チラリと視線を移したコメント欄が一気に盛り上がり、怒涛の如く流れていた。
視聴者の中に、彼らを知っている人がかなりいたということだろう。
「俺はリーダーの日下部雅之という。神木拓也。お前の噂は聞いているぞ」
「は、はい…」
「深層のドラゴン、ソロで倒したというのは本当なのか?」
「い、一応…」
「ふむ…そうか…」
日下部雅之。
そう名乗った男が、まるで俺を見定めるように目を細める。
「おいおい、本当かよ!?こんな弱そうなのにソロでドラゴン討伐!?」
俺が日下部意味ありげな視線に戸惑っていると、いきなり日下部後ろからそんな声が聞こえてきた。

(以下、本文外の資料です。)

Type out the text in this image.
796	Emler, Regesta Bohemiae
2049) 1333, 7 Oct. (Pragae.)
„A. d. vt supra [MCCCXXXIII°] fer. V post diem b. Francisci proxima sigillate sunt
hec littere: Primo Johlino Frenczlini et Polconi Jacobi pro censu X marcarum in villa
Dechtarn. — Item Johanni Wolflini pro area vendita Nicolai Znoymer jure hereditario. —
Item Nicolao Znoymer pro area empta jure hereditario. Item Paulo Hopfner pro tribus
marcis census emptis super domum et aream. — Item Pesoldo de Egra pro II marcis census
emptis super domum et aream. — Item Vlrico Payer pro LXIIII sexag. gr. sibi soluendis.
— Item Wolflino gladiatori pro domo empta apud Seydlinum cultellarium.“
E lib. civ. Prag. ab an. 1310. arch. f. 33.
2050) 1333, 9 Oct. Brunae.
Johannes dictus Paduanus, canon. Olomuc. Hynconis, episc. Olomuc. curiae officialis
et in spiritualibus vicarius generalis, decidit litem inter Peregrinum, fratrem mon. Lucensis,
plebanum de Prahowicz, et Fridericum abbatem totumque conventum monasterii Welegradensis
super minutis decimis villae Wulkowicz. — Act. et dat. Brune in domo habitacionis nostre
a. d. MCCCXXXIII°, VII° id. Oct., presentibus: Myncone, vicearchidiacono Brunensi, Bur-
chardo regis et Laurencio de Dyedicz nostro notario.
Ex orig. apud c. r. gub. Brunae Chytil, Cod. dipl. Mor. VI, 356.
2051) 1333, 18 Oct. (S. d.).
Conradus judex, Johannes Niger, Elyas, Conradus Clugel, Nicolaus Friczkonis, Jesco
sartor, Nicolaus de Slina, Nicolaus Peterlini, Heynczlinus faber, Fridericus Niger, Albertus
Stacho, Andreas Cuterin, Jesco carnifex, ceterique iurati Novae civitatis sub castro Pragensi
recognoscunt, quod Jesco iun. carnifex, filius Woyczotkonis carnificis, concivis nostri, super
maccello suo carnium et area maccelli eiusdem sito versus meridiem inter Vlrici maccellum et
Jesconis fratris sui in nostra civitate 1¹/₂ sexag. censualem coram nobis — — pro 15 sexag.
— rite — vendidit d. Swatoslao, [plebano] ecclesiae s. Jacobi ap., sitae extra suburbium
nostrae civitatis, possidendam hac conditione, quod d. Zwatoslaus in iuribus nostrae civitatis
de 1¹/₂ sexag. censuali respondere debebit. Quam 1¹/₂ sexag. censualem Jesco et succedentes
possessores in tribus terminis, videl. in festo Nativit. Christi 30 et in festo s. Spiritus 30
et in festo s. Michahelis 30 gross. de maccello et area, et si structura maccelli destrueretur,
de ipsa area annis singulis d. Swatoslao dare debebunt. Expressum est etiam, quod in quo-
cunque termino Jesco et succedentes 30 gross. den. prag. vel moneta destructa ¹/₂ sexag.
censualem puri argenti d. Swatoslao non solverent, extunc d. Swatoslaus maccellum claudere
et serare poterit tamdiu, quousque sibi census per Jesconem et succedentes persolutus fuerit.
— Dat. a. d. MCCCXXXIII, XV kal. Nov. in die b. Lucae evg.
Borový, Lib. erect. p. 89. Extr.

「流石に冗談だろ!?俺でもソロで深層の竜種討伐なんて無理だぜ。この佐々木竜司様でもよ」
そう言いながら前に出てきたのは、金髪で背が高く、目つきが鋭いチャラそうな男だった。
腰に下がっている装備は、手頃な両手剣。
日下部よりも前に出てきてジロジロと不躾な視線で遠慮なく舐め回すように見てくる。
「やめないか、竜司。失礼だぞ」
「はっ…こいつ歳下のペーペーだろ?失礼もクソもあるか」
佐々木竜司。
そう名乗ったチャラそうな男は、リーダーの日下部に嗜められても、引かなかった。
好戦的な笑みを浮かべながら、俺をジロジロ
見てくる。
「動画見たけどよぉ?あれよくできた合成動画じゃないのか?CGとか使ったんだろ?お前に本当にソロでドラゴンが討伐できるなんて思えないんだが?」
「え…そんなこと言われても…」
突然そんな難癖をつけられ、俺はどうしていいか分からずに戸惑ってしまうのだった。